Almost 10 stocks fell for every nine that rose on the New York Stock Exchange. About 1.52 billion shares changed hands on the Big Board, 6.1 percent less than the three-month average.

GM rallied $2.25, or 9.6 percent, to $25.80 for the biggest gain in the Dow and S&P; 500. The world’s top automaker revised first-quarter results to say net income was 78 cents a share rather than a loss of 57 cents. The Securities and Exchange Commission ruled the costs of funding a $3 billion health care fund and other expenses could be spread over seven years. Deutsche Bank AG raised its GM rating to “hold” from “sell.”

GM’s advance helped send automobile-related stocks higher. Ford Motor, the second-largest U.S. automaker, climbed 20 cents to $7.17.

McDonald’s, the world’s largest restaurant chain, added 44 cents to $35.83. The company said April sales at European restaurants open at least 13 months jumped 9.3 percent from a year earlier. Same-store sales increased 4.1 percent in the U.S. on the debut of stronger coffee and premium chicken sandwiches.
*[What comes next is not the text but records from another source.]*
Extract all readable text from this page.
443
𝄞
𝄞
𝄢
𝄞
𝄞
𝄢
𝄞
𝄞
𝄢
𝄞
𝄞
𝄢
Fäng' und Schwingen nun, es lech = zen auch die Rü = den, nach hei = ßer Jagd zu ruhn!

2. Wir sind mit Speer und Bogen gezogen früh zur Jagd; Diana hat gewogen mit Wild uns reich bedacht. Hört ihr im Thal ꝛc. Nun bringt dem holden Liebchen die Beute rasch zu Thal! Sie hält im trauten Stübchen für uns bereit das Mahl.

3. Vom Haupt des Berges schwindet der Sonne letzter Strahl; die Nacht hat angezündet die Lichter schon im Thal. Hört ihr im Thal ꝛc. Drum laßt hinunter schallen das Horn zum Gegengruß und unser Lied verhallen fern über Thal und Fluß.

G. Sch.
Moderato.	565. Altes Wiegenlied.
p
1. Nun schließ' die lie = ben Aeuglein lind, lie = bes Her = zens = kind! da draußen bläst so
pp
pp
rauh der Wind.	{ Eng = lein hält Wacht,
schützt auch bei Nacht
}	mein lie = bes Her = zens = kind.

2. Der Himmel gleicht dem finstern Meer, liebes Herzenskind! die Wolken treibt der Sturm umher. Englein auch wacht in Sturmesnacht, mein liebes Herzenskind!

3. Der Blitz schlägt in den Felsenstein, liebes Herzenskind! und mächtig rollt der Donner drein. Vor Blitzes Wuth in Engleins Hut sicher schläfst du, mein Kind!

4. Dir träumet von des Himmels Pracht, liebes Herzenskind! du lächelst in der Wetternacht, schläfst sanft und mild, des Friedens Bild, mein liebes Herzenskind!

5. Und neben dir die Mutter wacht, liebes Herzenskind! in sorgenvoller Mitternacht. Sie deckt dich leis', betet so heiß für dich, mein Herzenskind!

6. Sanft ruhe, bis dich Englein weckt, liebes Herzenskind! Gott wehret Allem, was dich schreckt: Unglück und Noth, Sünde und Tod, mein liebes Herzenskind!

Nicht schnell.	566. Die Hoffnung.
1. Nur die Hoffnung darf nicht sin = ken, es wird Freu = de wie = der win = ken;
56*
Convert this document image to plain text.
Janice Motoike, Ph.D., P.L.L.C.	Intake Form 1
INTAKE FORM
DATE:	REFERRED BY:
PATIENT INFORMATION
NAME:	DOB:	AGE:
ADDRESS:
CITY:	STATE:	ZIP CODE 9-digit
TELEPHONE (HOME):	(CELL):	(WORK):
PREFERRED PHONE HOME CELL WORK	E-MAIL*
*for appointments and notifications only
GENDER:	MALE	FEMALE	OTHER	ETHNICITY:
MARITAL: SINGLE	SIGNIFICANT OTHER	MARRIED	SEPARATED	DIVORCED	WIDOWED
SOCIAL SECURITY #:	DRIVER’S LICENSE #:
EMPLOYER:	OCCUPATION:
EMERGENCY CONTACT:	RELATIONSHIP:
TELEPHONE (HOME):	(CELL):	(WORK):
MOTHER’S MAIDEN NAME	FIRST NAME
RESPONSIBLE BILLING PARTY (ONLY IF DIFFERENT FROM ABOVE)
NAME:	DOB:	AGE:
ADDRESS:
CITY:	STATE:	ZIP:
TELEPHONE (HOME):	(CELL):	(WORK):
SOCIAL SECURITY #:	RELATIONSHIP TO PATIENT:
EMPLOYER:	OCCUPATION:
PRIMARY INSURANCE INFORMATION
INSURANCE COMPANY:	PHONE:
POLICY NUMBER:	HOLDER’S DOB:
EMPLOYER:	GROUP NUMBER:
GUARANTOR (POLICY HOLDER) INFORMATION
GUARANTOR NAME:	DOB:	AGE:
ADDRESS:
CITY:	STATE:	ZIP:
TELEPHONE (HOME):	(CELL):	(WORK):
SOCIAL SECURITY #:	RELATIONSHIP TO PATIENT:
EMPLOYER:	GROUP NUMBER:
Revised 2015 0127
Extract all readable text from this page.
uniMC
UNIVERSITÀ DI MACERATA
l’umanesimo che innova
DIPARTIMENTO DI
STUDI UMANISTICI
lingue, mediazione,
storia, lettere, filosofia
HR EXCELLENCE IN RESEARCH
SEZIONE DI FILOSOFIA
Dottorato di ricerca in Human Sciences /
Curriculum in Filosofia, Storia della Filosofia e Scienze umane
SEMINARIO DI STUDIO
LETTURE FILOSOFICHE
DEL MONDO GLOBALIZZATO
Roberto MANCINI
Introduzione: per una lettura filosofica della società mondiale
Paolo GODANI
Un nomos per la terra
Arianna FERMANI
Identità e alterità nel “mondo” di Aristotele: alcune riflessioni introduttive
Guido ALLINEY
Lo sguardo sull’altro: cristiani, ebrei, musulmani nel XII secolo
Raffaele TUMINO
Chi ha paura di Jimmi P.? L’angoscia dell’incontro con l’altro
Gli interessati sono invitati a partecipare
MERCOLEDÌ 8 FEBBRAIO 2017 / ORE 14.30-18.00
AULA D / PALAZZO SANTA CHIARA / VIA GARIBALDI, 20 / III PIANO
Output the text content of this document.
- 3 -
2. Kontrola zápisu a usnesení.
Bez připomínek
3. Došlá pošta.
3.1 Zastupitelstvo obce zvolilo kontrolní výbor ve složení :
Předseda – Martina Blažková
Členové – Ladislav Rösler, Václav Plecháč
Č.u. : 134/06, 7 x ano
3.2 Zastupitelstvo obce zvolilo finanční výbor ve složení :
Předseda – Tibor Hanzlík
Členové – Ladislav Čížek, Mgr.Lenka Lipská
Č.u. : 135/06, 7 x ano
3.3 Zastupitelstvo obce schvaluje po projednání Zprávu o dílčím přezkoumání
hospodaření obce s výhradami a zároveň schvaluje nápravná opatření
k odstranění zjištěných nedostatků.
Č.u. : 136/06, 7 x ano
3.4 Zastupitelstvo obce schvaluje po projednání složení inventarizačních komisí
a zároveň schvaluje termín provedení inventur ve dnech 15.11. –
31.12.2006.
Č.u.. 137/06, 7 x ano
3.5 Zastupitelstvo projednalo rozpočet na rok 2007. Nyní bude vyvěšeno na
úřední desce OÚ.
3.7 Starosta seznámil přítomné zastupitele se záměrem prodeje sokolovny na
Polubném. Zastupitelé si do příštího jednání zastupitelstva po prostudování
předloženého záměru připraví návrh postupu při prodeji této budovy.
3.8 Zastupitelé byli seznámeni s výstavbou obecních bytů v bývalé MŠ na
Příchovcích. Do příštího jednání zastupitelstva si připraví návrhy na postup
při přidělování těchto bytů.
Dell slid $1.23, or 4.7 percent, to $25.20 for the third-biggest loss in the S&P; 500. Earnings for the first quarter ended May 5 were 33 cents a share, less than the company’s forecast of 36 cents to 38 cents. Revenue was $14.2 billion, compared with a prediction of $14.2 billion to $14.6 billion.

An S&P; 500 index of technology shares lost 0.5 percent. Hewlett-Packard dropped 67 cents to $33.12.

Freeport-McMoRan Copper & Gold, owner of the world’s biggest gold mine, rose $2.86 to $69.47. Newmont Mining Corp., the largest gold-mining company, added $2.20 to $57.93.

A gauge of raw-material producers added 0.8 percent, the biggest gain among 10 industry groups in the S&P; 500, on the surge in gold prices.

The Nasdaq may recover from the profit shortfall at Dell tomorrow because of Cisco Systems’ results released after the close that topped estimates.

Cisco climbed $1.12, or 5.2 percent, to $22.80 in extended trading. The world’s biggest maker of computer-networking equipment said it had fiscal third-quarter profit excluding some costs of 29 cents a share. Sales rose the most in seven quarters. Cisco lost 8 cents to $21.68 in regular trading.

Fluor rallied $8.20, or 9 percent, to $101.95 for the second-steepest rise in the S&P; 500. The largest public U.S. engineering and constructio firm said it will earn as much as $3.20 a share this year, more than its previous forecast.

“The best profits that you are seeing for 2006 are occurring just as we speak,” said Robert Rodriguez, who oversees $6.5 billion as chief executive officer of First Pacific Advisors. He expects earnings growth to slow to 5 percent to 7 percent by 2007.

The S&P; 500’s worst performer was Watson Pharmaceuticals, which fell $2.54, or 8.5 percent, to $27.45. The maker of generic drugs said per-share profit this year will be $1.25 to $1.33, below estimates.